Le ministre gabonais de la Justice, Séraphin Moundounga, a en revanche démenti vendredi soir qu’une peine de prison ferme ait été prononcée, tout en confirmant leur condamnation à du sursis pour « outrage » au chef de l’Etat. »Le directeur de la publication et le journaliste avaient été condamnés (en première instance, ndlr) à des peines d’emprisonnement avec sursis, plus des amendes (…) et la Cour d’appel a confirmé les même peines que le tribunal, sans plus », c’est-à-dire un an de prison avec sursis pour les deux journalistes, a affirmé à l’AFP M. Moundounga.
A l’origine de cette condamnation, le titre à la Une de l’édition du 20 février 2015 de l’Aube « Les panthères éliminées, Ali Bongo porte malheur », suite à un match de football opposant le Gabon à la Guinée Equatoriale lors de la Coupe d’Afrique des Nations (CAN). Le Gabon, qui avait perdu, s’était vu éliminer dès le 1er tour de la compétition.
L’hebdomadaire qui se veut « satirique » avait accompagné l’article d’une caricature représentant le président « errant dans un marché, vêtu en haillons jusqu’au torse », lui donnant l’apparence d’un féticheur traditionnel, comme l’a rappelé vendredi le quotidien national l’Union.
La loi gabonaise prévoit un « délit de presse » passible de prison ferme, dont la suppression réclamée par une partie de la profession, fait débat depuis plusieurs années.

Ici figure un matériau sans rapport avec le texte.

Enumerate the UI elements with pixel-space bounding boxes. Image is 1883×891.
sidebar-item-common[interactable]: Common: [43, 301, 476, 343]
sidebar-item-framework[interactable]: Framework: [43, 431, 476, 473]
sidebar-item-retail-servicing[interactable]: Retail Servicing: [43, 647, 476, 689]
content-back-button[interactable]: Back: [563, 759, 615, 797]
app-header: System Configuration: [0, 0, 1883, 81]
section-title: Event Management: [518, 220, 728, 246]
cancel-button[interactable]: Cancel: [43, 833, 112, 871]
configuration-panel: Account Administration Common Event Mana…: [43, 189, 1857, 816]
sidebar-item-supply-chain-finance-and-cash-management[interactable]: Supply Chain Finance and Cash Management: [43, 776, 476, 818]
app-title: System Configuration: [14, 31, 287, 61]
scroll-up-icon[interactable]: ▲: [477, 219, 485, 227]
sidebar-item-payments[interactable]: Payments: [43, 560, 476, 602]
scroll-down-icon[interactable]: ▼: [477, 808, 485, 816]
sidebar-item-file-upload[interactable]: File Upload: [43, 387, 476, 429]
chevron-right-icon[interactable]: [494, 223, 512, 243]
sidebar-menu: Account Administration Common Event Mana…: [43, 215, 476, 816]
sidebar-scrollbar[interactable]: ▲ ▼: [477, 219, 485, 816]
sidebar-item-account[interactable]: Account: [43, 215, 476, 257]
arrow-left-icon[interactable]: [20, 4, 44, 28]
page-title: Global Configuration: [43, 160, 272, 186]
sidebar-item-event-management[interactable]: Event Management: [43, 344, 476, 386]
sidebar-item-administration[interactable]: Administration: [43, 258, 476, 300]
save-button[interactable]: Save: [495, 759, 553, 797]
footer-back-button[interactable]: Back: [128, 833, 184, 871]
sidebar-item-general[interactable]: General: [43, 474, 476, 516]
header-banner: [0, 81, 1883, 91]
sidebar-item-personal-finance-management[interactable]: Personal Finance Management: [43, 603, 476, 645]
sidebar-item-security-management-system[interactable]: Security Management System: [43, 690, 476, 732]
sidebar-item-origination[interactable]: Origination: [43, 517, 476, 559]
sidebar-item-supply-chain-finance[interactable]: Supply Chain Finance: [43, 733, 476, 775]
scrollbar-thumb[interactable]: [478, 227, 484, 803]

A l’occasion de la Journée mondiale de la liberté de la presse en mai, le chef de l’Etat avait déploré devant des journalistes les « calomnies » distillées à son encontre dans la presse privée. « Vous pouvez critiquer sans insulter », avait souligné Ali Bongo, candidat à un deuxième mandat.
Il avait invité les journalistes à s’en tenir « aux faits », notamment dans la perspective de l’élection présidentielle prévue le 27 août. La campagne n’a pas encore officiellement commencé, mais polémiques et invectives entre pouvoir et opposition se multiplient depuis plusieurs semaines par voie de presse.